Я знал, что мое присутствие будет для Мириам невыносимо, но если я хотел укрепить дружбу с Мелбери, то не мог себе позволить не принять столь великодушное приглашение. Я должен был казаться ему самым приятным человеком на свете, чтобы, когда мне придется сказать ему, что я не был с ним до конца честен в отношении некоторых вещей, например, своего имени, вероисповедания, политических пристрастий и имущественного состояния, он отнесся к этому более‑менее благосклонно. Поэтому я сказал ему, что это большая честь для меня и что я непременно буду в назначенный срок.
– Очень хорошо. Думаю, вам понравится компания. Будут видные тори. Знаете, священнослужители и те, кто их поддерживает. Представители старых аристократических семей, которые оказались в тисках биржевых аферистов и продажных политиков. Обещаю, им есть что сказать в связи с последними событиями.
– Некоторые из них меня чрезвычайно озадачили, – сказал я.
Сотни раз я твердил себе, что не буду касаться этой темы, что это было бы глупо, даже опасно, но в темноте экипажа, где он даже не мог видеть мое лицо, я наивно полагал, что мне ничто не угрожает. Самым честным и непринужденным голосом, на который я был способен (и поскольку я очень старался, должно быть, он был фальшив, как позолоченный свинец), я сказал:
– Как вы относитесь к тому, что народ связывает вас с этим Уивером?
Мелбери отрывисто рассмеялся. Он ничем не выдал, что ему известно, кто я, и что он только ждал удобного момента для моего разоблачения. Я даже поверил, что Мириам не обманула моего доверия.
– С Уивером, – повторил он. – Диву даешься, с кем только тебя не связывает народ. Естественно, виги во всем виноваты. Они бесстыдно вели себя на его процессе. А газеты тори не могли упустить такую заманчивую возможность, когда она появилась.
– Так вы не чувствуете никакого сходства или близости с ним?
– Будем откровенны, Эванс. Если я могу извлечь выгоду из того, что народ связывает меня с евреем‑отступником, если я могу упрочить влияние Церкви и дать отпор продажным биржевым маклерам и иноземцам, я это сделаю, но водить дружбу с этим человеком я не стану никогда. Если бы он попался мне на пути, я бы позвал констебля и получил причитающиеся мне сто пятьдесят фунтов, как любой другой.

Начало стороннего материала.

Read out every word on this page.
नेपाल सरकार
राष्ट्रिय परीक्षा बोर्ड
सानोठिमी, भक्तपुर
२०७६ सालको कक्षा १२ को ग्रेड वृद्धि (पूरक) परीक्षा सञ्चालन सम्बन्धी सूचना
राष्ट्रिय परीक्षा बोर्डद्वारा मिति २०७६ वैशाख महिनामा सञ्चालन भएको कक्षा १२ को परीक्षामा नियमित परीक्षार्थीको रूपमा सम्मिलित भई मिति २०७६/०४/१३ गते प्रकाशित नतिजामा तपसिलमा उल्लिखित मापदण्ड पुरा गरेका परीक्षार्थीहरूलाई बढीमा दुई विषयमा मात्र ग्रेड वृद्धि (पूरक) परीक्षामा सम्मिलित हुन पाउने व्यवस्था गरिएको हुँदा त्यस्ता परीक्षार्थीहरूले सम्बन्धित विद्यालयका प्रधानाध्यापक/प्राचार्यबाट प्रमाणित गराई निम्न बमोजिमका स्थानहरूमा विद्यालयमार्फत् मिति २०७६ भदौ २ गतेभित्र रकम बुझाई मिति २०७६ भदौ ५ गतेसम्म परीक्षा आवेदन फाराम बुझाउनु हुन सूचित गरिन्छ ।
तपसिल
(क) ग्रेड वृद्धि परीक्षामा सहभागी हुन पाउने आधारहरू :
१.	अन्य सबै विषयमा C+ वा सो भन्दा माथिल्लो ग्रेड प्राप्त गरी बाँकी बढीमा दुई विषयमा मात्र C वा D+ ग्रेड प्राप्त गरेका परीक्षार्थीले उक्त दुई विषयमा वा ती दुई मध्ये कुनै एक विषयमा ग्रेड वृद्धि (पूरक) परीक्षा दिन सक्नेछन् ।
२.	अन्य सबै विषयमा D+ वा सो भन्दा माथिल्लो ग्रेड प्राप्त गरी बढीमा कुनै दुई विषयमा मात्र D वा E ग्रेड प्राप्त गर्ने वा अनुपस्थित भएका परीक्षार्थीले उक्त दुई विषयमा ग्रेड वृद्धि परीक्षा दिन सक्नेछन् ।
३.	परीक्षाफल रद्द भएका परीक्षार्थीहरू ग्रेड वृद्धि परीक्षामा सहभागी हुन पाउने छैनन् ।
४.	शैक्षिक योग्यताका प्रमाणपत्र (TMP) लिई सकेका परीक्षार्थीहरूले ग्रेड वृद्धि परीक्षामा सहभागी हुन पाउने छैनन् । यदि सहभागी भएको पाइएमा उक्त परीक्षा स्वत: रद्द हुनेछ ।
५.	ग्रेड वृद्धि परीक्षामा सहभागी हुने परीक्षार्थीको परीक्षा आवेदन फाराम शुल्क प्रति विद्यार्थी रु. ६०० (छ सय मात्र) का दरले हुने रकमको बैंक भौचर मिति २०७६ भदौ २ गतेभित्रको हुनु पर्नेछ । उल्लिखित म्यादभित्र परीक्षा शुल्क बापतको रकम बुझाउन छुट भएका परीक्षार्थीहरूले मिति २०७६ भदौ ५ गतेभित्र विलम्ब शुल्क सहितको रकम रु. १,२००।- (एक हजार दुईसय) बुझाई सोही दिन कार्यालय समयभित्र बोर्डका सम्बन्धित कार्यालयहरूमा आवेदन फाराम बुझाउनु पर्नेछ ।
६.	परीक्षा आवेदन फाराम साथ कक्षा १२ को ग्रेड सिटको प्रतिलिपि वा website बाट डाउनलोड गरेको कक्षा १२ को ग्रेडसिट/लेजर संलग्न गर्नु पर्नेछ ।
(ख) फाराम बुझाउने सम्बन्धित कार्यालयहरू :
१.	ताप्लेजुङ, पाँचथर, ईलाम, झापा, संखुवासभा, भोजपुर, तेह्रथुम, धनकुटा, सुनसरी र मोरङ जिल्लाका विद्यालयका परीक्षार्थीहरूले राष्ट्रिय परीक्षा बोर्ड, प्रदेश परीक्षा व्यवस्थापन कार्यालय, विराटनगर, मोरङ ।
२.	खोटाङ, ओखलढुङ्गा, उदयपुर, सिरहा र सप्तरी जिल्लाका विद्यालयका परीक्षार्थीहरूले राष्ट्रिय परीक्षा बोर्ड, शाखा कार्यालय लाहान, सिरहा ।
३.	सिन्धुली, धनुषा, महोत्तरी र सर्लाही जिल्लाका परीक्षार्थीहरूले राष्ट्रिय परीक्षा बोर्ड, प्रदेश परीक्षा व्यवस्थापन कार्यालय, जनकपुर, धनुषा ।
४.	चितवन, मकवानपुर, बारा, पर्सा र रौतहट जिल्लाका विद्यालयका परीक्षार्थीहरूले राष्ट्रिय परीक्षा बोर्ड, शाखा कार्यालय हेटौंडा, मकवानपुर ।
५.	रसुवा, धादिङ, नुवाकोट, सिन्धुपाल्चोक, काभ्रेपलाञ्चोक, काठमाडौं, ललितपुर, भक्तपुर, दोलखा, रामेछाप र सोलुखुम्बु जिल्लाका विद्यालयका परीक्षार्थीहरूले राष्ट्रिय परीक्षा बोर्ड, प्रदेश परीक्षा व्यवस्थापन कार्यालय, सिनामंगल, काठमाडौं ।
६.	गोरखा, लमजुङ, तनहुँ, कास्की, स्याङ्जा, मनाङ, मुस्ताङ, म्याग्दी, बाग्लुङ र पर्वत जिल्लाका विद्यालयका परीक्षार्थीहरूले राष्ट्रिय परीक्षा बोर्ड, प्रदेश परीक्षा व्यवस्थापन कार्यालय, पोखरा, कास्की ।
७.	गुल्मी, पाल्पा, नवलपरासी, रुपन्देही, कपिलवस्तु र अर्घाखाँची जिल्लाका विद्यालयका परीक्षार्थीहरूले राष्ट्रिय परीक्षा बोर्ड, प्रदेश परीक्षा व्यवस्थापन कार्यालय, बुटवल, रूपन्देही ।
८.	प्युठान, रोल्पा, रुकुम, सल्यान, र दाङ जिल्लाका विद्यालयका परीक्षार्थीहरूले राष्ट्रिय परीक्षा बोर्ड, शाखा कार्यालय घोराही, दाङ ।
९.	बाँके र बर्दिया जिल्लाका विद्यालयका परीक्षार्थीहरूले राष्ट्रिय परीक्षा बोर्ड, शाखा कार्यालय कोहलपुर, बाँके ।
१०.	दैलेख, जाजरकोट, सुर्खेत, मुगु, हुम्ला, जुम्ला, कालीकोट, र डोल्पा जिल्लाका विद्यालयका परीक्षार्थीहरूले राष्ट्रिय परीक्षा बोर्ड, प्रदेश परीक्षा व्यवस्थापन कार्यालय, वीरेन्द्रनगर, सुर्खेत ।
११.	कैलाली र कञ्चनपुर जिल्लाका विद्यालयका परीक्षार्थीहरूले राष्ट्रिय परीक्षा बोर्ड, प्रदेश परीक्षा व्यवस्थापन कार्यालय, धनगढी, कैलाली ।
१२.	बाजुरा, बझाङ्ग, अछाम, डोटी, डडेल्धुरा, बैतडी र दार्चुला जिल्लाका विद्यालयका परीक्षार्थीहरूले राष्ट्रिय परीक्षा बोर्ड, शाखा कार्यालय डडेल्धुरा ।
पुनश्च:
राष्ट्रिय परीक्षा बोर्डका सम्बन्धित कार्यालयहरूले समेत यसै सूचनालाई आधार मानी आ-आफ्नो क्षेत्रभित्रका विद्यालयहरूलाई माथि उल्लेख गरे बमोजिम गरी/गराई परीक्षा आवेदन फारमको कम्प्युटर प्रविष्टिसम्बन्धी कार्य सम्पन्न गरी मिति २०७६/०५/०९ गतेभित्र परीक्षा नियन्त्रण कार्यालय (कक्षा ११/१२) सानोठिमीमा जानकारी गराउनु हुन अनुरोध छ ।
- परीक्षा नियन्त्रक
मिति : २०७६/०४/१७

– Даже если он невиновен, как считает народ?
– Виновен он или нет, меня не волнует, если его повесят. Вы в Лондоне недавно и не знаете многих вещей. Скажу вам, сударь, все эти ловцы воров – негодяи и подлецы. Они могут запросто отправить на виселицу невинного человека, чтобы получить небольшое вознаграждение. Джонатан Уайльд самый достойный из них. Уивер хотел убедить всех, что он честен, но дело с убийством показало его истинную суть.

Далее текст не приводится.